All because someone remembered too late that they need a tear sheet for that trade show next week.
Research done by my company with almost 3,600 marketers shows that marketers who proactively plan projects are 356 percent more likely to report success. But what if the poor planning is out of your control?
The Problem With Unplanned Marketing Work
Unplanned work refers to anything that crops up that wasn't built into your plan. Usually, these projects have two common denominators: They're last minute and they're urgent. This type of work presents several challenges to marketing managers and their cross-functional teams.
Unexpected projects impact your team's ability to deliver on what was already planned.
Unplanned work can lead to unsustainable work practices and an unhealthy culture.
There are only so many hours in a day. If something new comes in, something must go out, which causes a domino effect on future timelines.

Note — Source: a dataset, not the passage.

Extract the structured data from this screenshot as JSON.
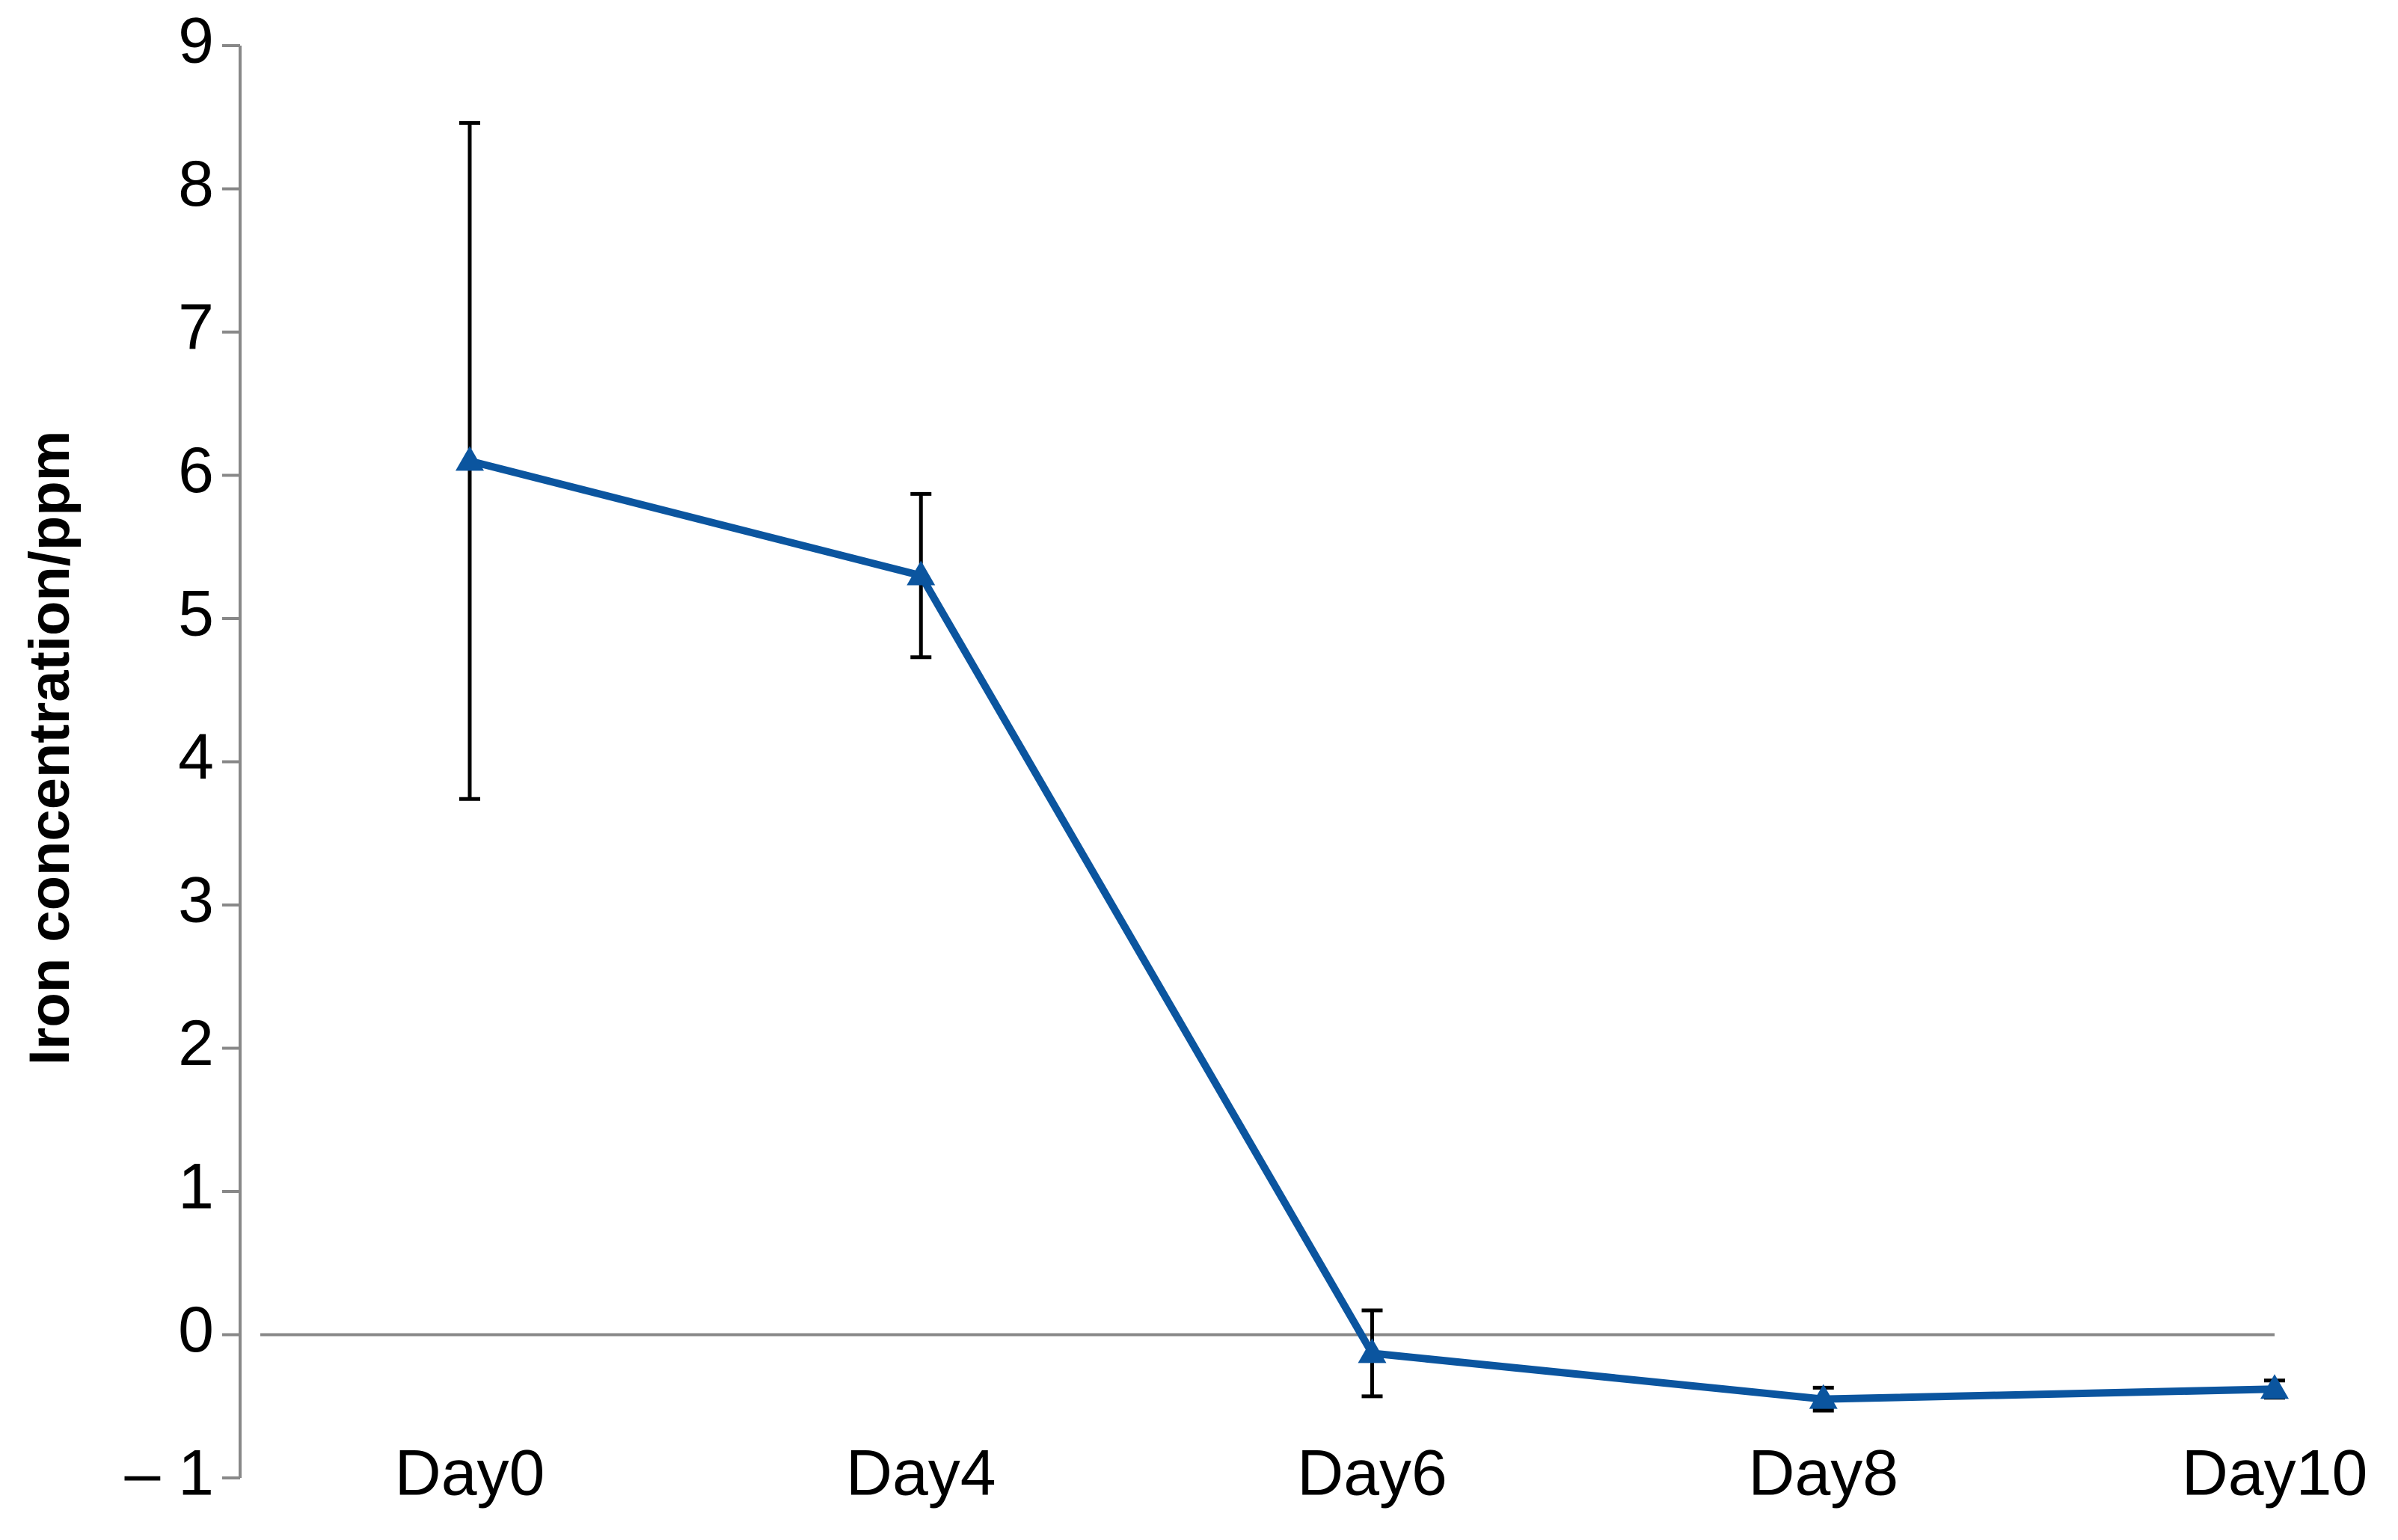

Here are a few ways to deal with last-minute marketing projects to improve efficiency and team morale.
Assess and Prioritize Better
President Eisenhower once said, "I have two kinds of problems: the urgent and the important. The urgent are not important, and the important are never urgent."
By understanding this distinction, we can start to better prioritize unplanned marketing work.
Think of it this way: Important activities have an outcome that leads to us achieving our goals. These are the things that we identified as major marketing projects to help increase sales or whatever goal you set to grow the company.
Urgent activities demand immediate attention and are usually associated with achieving someone else's goals. They are often the ones we concentrate on and they demand attention because the consequences of not dealing with them are immediate.
One easy way to ensure other departments respect your planned work is to enforce standard timeframes of commonly requested projects. One week for tear sheets, four weeks for white papers, four days for sales presentations, etc. This helps other departments' last-minute projects from becoming future fire drills for your team to deal with.
Set up a System to Field Incoming Marketing Requests
Dropping by one's desk, status meetings, and endless email chains are some of the side effects of unplanned work. These things are killing our productivity all because of something called context switching, or the time that is lost when multi-tasking and jumping from task to task.
Productivity is a lot like sleep. If someone wakes you up repeatedly at unplanned intervals, it will take some time for your brain to relax and fall back to sleep.
The same goes for productivity. When working on something creative, it takes time for your brain to dive in and "get in the zone". You can't just jump into the zone whenever you want .
So when someone interrupts your regular work to repeatedly pull you onto emergency projects, the interruptions prevent you from getting into a productive zone to make consistent progress on your goals.
To lessen the effect of these interruptions, set up a formalized process to field incoming requests so that nothing gets started unless it's submitted through the process and can be assigned a deadline.
Insisting on a clear incoming project process helps ensure that all the details are provided upfront, which cuts down on meetings, desk drop-ins, and guesswork.
Commit to Marketing Sprints
The concept of a sprint is borrowed from Agile Project Management or Scrum.
In a sprint, teams work in short bursts of one or two weeks and accomplish a specific amount of work that fits into the timeframe. Within the scope of the sprint, what will be worked on is variable, but time is constant. This means that the team follows a one-in one-out rule.
If a new priority pops up, then work is moved to the next sprint, not added on top of the existing workload.
With Scrum, tasks are prioritized by order of importance, which means that tasks completed first will probably affect return on investment the most. This prioritization cuts back urgent but not important work that doesn't contribute to the bottom line.
Marketing teams are increasingly implementing the idea of working in short iterations. In fact, 28 percent of marketing organizations are working in short sprint-like iterations, according to our State of Agile Marketing Report; a survey we conducted with over 400 marketers.
Unplanned work costs our teams a lot. From lost productivity to sacrificing our strategic goals and even diminished team morale, it's clear that we marketers need new processes for managing last-minute, urgent projects.